THE NUMBERS ARGUMENT MISSES THE POINT

Electric vehicles have won the argument on paper. Instant torque. Zero tailpipe emissions. Lower running costs per mile in most markets. These are real advantages. Nobody is disputing the physics. What the spreadsheet misses is the texture of the experience — and texture turns out to matter enormously to the people who use cars as more than transport.

An electric powertrain is, by design, linear. The power delivery is uniform. The sound is absent or synthesised. The mechanical connection between driver input and vehicle response is mediated by software rather than friction and combustion chemistry. For most use cases, this is fine. For driving as an end in itself, it removes the variable that made you interested in the first place.

“Nobody lies awake at night thinking about the car they drive to work. They think about the car they drove at the weekend — on a mountain road, with the windows down and the engine doing what only an engine can do.”

WHAT COMBUSTION GIVES YOU THAT NOTHING ELSE DOES

THE INFRASTRUCTURE REALITY

The transition argument assumes charging infrastructure follows adoption at pace. It does not. In 2026, long-distance fast charging in many regions remains inconsistent for anything beyond routine urban commuting. A track day — the kind of driving that actually pushes a car — devastates an EV battery in a way it does not a combustion car. A fuel stop takes three minutes. A DC fast charge takes considerably longer and degrades battery health in ways that compound over time.

For daily driving in cities with good charging infrastructure, EVs are already the rational choice. For enthusiast use — track days, mountain touring, events where you want to arrive and drive again without planning around a charger — combustion remains the practical option as well as the emotional one.

THE MANUFACTURERS WHO STILL GET IT

A small number of manufacturers have read their customers correctly and continued investing in combustion under genuine regulatory pressure to electrify. Porsche’s 9,000-RPM naturally aspirated flat-six continues to evolve. Ferrari has committed to retaining ICE in its most important models. BMW produced the M2 and M3 with six-speed manual options in an era when nothing commercially demanded it. These are not accidents. They are responses to a customer base that is communicating clearly.
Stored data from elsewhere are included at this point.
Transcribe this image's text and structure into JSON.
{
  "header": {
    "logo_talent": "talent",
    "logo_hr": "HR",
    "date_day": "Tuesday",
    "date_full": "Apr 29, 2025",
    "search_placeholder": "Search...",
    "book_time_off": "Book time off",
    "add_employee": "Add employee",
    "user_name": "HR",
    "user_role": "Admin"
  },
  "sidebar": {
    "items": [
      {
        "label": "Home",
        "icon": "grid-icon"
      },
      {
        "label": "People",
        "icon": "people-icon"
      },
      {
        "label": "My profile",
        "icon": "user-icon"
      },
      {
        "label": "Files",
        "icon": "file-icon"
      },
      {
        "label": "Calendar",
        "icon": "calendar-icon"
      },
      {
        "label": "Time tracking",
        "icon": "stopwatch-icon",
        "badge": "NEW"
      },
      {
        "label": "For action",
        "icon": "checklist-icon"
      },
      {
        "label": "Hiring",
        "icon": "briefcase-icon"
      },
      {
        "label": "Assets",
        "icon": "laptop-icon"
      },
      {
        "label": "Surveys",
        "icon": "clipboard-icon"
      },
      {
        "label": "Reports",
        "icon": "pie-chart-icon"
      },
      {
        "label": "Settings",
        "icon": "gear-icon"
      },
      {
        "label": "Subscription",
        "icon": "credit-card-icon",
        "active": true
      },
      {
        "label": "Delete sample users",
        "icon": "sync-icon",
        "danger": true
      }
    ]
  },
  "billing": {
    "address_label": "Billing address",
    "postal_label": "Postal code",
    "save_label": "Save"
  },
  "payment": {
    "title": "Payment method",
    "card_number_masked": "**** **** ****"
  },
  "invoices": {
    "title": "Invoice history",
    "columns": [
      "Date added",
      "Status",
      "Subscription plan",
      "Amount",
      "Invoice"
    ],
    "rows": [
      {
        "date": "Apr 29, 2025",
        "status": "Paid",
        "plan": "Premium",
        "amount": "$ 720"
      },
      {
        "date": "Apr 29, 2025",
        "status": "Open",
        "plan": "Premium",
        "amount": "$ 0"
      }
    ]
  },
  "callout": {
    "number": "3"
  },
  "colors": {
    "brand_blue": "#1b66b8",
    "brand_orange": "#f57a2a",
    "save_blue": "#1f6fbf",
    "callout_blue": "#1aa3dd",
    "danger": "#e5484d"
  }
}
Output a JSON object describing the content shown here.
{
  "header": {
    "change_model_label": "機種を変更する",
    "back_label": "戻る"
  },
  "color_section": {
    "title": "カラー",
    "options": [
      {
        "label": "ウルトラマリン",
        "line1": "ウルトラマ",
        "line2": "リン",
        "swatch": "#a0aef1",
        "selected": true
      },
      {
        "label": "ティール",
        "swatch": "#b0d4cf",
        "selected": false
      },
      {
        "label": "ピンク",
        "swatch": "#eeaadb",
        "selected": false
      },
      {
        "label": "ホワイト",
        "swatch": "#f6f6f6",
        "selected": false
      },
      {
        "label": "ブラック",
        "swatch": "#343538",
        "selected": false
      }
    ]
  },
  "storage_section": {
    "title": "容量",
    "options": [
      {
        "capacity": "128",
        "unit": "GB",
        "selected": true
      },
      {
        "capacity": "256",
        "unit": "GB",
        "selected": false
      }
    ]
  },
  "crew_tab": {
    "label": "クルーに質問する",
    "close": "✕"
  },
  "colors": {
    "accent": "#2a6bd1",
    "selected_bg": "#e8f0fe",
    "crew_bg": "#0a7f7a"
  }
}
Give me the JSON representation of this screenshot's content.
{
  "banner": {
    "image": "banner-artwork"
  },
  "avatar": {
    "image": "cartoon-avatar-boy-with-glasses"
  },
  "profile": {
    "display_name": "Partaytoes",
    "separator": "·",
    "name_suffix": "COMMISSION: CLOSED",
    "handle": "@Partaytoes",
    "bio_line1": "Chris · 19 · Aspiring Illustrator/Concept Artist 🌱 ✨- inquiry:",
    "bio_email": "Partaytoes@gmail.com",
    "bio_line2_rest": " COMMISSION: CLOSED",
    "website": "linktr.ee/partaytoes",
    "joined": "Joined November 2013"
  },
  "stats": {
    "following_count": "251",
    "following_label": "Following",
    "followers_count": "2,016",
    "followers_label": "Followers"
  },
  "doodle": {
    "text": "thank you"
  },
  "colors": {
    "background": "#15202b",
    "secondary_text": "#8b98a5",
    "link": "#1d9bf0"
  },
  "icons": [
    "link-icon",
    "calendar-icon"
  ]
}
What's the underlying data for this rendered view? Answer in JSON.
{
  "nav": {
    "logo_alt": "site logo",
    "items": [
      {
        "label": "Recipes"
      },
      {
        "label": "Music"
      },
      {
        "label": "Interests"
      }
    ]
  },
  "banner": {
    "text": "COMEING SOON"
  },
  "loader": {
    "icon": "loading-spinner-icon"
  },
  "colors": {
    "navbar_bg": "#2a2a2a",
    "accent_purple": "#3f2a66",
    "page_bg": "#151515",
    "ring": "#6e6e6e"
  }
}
The market is also voting with residuals. The 992 GT3 RS is not depreciating. The M2 CS manual is not depreciating. Several high-profile electric performance cars have shown that depreciation can be punishing when the technology cycle moves faster than the ownership cycle. The comparison is instructive.

THE VERDICT

Combustion engines are not coming back because they never left. The enthusiast community has been described as nostalgic, retrograde, resistant to progress. That framing is wrong. Enthusiasm for internal combustion is not about the past. It is about a specific quality of experience that electric powertrains have not replicated and show no sign of being designed to replicate.

The ICE age ends when people stop caring about the act of driving. That has not happened. It is not happening. The cars that generate the longest waiting lists, the strongest residuals, and the most passion in 2026 are all burning fuel. The market is telling you something. It is worth listening.